Cat's Paw approved by SCOTUS

The Supreme Court has decided that the "cat's paw" theory is applicable in at least some employment cases. The theory relates to the situation where a decision maker without discriminatory animus is affected by the advice of others who have discriminatory animus. The case involved allegations of discrimination against an army reservist who claimed his immediate supervisor fabricated a disciplinary warning due to hostility to his military obligations. The employer's vice president of human resources received a report on the disciplinary warning, reviewed the employee's personnel file and terminated the employee's employment. More after the jump
The Uniformed Services Employment and Reemployment Rights Act of 1994 (USERRA), forbids an employer to deny “employment, reemployment, retention in employment, promotion, or any benefit of employment” based on a person’s “membership” in or “obligation to perform service in a uniformed service,” 38 U. S. C. §4311(a), and provides that liability is established “if the person’s membership . . . is a motivating factor in the employer’s action,” §4311(c).
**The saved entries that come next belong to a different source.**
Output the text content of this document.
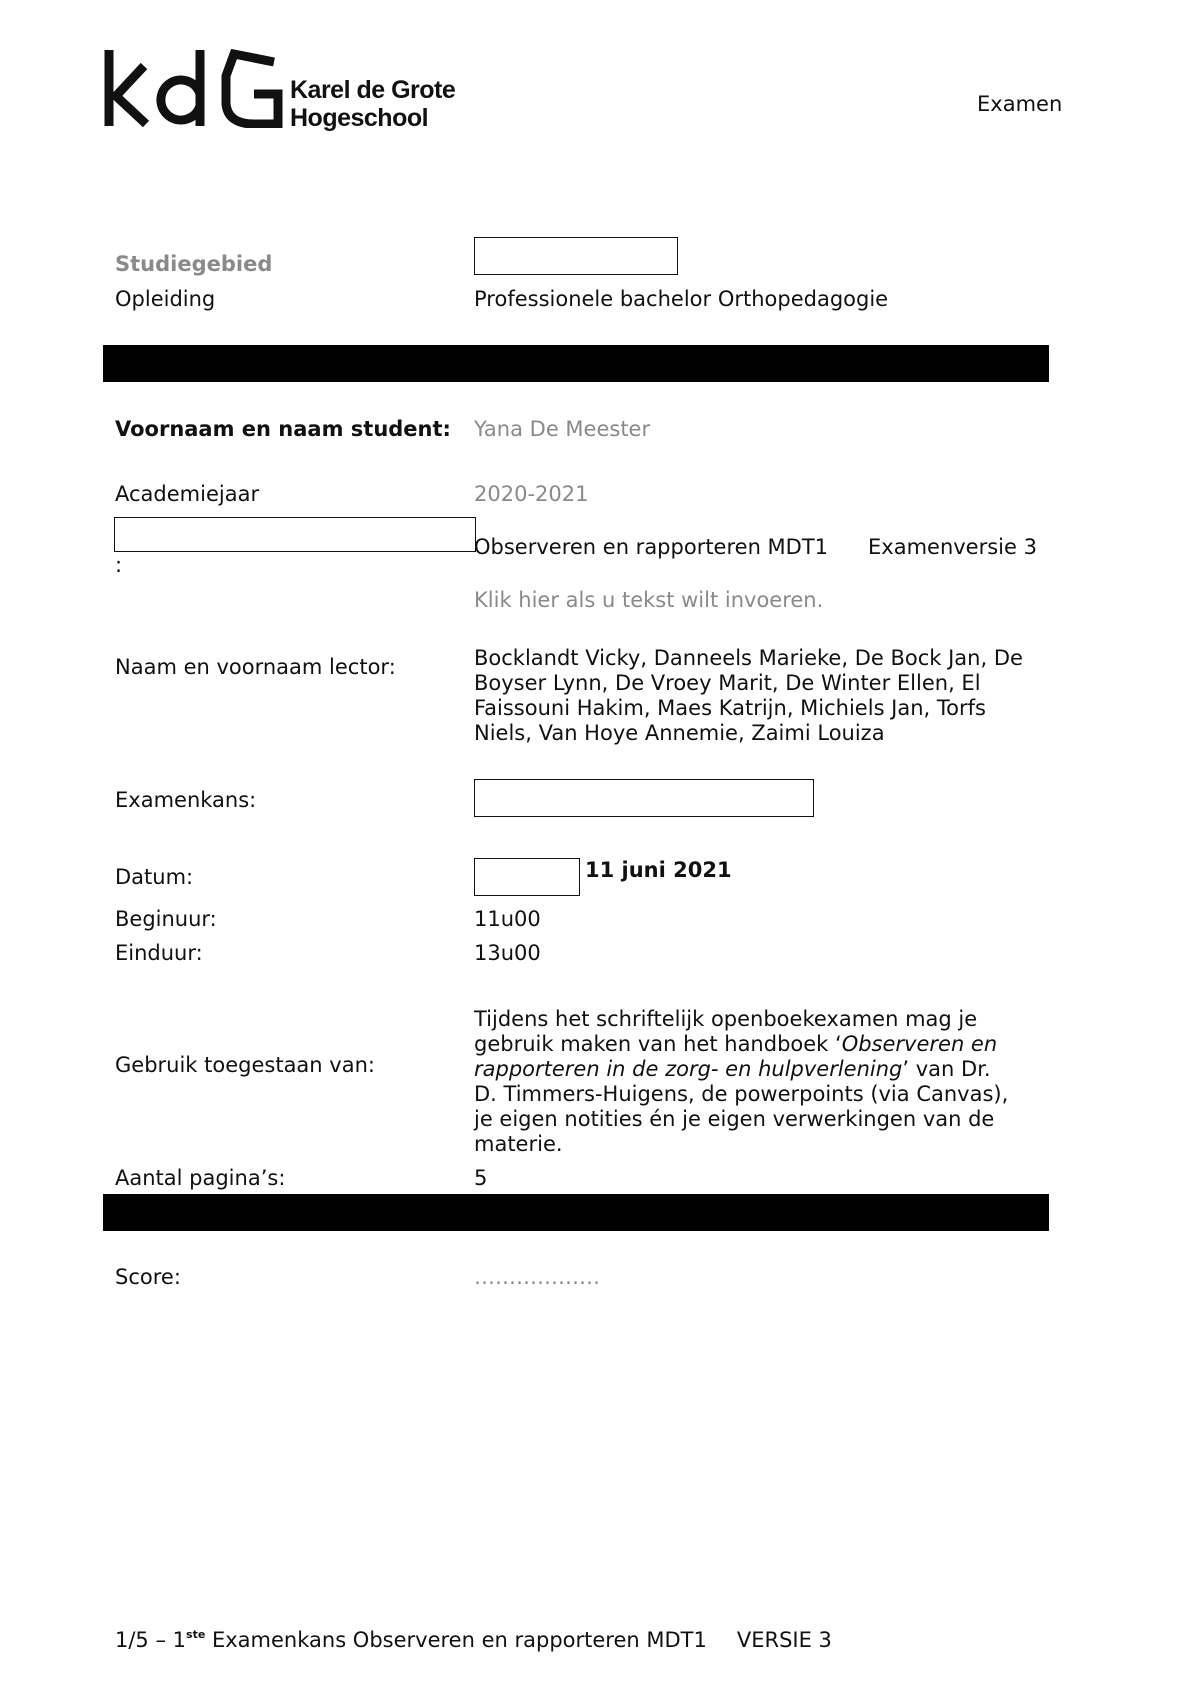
Karel de Grote
Hogeschool	Examen
Studiegebied
Opleiding	Professionele bachelor Orthopedagogie
Voornaam en naam student: Yana De Meester
Academiejaar	2020-2021
:
Observeren en rapporteren MDT1 Examenversie 3
Klik hier als u tekst wilt invoeren.
Naam en voornaam lector:	Bocklandt Vicky, Danneels Marieke, De Bock Jan, De Boyser Lynn, De Vroey Marit, De Winter Ellen, El Faissouni Hakim, Maes Katrijn, Michiels Jan, Torfs Niels, Van Hoye Annemie, Zaimi Louiza
Examenkans:
Datum:	11 juni 2021
Beginuur:	11u00
Einduur:	13u00
Gebruik toegestaan van:
Tijdens het schriftelijk openboekexamen mag je gebruik maken van het handboek ‘Observeren en rapporteren in de zorg- en hulpverlening’ van Dr. D. Timmers-Huigens, de powerpoints (via Canvas), je eigen notities én je eigen verwerkingen van de materie.
Aantal pagina’s:	5
Score:	………………
1/5 – 1ste Examenkans Observeren en rapporteren MDT1 VERSIE 3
Although specifically limited to USERA, the court expressly notes the similar "motivating factor" statutory language in Title VII. Justice Scalia's opinion then discusses intentional torts, proximate cause and agency before concluding:
We therefore hold that if a supervisor performs an act motivated by antimilitary animus that is intended by the supervisor to cause an adverse employment action, and if that act is a proximate cause of the ultimate employment action, then the employer is liable under USERRA.
 It would seem the cat's paw theory likely will be found appropriate in employment discrimination contexts where "motivating factor" is sufficient to establish liability. But it would not necessarily be appropriate in situations like Gross v. FBL Financial Services, Inc. which required "but for" causation.

Justice Scalia's discussion of tort law, proximate cause and agency principles drew a dissent from Justices Alito and Thomas as being unnecessary. But Justice Scalia's discussion provides ample suggestions for future litigants to discuss liability in terms of intentional tort and agency concepts which provide fertile ground for creative litigants.